Pricing during preview
| Component | Cost |
|---|---|
| SDK library | Free (preview) |
| Model calls (Gemini 3.5 Flash) | $1.50 / 1M input, $9 / 1M output |
| Model calls (Gemini 3.1 Pro) | Standard Gemini API rates |
| MCP servers (your own) | Whatever you pay to run them |
| Storage / state backend (your own) | Whatever you pay for Postgres / Redis |
If you’re already on AI Pro or AI Ultra and developing personally, your subscription quotas count. For production workloads, expect to bill through a GCP project with Gemini API enabled.
Limits and caveats
- Preview means breaking changes are possible — pin versions in production
- Closed source — you can’t fork it.

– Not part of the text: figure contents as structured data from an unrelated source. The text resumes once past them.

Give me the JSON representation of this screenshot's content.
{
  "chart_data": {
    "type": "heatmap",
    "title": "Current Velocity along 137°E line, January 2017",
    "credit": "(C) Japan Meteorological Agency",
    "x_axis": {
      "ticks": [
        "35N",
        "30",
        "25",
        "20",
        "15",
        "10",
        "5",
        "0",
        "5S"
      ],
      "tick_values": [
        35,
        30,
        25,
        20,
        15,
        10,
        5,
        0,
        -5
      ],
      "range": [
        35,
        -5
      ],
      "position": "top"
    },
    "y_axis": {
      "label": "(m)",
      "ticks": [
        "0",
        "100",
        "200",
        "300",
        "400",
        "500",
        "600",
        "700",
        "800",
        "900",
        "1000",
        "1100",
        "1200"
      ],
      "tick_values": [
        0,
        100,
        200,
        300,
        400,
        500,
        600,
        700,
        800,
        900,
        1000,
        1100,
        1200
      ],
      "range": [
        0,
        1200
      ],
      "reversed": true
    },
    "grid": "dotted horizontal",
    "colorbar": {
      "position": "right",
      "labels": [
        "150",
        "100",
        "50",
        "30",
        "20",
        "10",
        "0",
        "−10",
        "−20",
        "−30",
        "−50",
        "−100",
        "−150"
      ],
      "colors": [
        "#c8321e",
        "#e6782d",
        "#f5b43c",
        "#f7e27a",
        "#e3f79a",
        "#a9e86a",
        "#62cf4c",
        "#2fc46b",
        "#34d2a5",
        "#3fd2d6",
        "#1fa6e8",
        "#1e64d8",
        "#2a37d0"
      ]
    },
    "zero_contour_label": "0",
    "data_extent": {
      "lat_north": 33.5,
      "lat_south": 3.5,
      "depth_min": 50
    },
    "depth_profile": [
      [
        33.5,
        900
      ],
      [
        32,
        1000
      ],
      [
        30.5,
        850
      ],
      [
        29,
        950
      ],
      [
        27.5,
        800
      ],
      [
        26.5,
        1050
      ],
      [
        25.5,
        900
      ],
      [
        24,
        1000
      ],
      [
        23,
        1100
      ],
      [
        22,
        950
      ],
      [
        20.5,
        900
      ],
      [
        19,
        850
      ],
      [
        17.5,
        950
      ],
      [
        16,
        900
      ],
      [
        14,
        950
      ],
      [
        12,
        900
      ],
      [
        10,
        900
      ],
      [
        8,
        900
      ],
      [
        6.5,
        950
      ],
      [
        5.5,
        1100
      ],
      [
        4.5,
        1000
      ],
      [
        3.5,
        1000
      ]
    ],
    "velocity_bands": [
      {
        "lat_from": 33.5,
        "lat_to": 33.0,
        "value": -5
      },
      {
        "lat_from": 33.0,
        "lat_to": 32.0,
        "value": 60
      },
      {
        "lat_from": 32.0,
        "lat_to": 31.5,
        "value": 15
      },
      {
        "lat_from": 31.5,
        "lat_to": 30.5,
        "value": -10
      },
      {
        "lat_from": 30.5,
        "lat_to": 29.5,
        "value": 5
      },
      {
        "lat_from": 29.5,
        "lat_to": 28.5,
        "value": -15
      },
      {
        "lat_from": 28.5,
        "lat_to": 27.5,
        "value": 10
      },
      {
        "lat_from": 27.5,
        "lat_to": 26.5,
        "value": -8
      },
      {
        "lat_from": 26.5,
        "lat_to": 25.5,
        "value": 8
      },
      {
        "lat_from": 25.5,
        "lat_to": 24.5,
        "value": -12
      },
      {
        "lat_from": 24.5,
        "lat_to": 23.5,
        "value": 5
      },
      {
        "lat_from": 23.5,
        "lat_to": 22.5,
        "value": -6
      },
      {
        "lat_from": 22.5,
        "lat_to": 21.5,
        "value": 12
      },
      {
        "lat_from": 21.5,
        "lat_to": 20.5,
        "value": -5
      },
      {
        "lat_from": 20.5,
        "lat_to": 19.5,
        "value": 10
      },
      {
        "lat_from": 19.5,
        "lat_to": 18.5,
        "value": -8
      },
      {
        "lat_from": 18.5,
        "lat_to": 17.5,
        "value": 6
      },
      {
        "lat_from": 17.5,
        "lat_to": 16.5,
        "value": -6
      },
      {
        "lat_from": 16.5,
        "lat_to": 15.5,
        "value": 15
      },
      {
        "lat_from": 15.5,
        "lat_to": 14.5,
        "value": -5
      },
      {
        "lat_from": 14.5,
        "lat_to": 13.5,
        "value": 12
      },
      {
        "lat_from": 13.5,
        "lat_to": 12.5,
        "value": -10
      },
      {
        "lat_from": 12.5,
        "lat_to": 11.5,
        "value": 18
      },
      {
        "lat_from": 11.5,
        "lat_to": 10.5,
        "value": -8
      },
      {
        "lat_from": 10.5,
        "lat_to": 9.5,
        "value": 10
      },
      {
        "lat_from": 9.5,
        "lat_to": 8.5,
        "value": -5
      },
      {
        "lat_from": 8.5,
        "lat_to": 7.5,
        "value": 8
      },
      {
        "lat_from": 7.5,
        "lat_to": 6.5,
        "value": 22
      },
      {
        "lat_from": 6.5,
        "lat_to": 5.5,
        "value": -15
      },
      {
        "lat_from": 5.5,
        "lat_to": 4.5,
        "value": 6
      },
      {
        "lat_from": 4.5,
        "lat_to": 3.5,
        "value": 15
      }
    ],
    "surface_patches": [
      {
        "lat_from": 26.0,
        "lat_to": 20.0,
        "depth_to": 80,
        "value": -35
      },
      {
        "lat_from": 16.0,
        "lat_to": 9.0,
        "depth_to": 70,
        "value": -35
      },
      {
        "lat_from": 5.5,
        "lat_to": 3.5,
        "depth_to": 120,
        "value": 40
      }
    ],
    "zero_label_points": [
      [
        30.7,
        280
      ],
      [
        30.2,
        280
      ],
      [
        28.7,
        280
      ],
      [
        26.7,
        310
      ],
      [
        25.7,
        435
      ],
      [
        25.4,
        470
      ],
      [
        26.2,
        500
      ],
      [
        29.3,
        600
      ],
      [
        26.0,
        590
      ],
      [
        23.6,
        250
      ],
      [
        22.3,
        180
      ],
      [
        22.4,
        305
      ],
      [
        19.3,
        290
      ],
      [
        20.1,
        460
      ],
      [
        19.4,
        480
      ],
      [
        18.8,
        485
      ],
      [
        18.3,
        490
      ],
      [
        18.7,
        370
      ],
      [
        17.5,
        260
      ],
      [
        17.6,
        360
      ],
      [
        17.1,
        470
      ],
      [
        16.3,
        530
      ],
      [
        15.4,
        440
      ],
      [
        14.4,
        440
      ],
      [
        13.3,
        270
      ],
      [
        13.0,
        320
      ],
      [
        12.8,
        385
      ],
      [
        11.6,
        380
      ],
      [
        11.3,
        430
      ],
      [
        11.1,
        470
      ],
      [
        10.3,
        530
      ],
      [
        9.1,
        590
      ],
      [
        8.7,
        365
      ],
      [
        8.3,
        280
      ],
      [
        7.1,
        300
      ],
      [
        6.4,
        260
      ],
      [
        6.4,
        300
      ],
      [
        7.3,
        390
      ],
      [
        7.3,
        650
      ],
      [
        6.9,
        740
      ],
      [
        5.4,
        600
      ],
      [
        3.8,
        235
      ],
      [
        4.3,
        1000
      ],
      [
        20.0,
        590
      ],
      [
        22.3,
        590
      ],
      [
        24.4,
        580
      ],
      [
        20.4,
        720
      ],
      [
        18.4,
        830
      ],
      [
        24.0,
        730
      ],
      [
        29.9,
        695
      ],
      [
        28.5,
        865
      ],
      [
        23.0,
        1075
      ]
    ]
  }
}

Compare with OpenAI’s Codex CLI (open) and LangGraph (MIT)
- Tight coupling to Gemini — using Antigravity SDK with non-Google models works but isn’t optimized
- Documentation is still thin — for May 2026, you’ll find more examples on the Antigravity GitHub repo than on the official docs
TL;DR
The Antigravity SDK is the agent harness behind every Google agent product, exposed as a Python/TypeScript library. If you’re building agent-powered features and want Google’s manager-view multi-agent model as a single dependency — instead of gluing together LangGraph + a memory store + a tool registry — the SDK is the option. Preview as of May 19, 2026; GA later this year. Free during preview; pay-per-token for the underlying Gemini calls.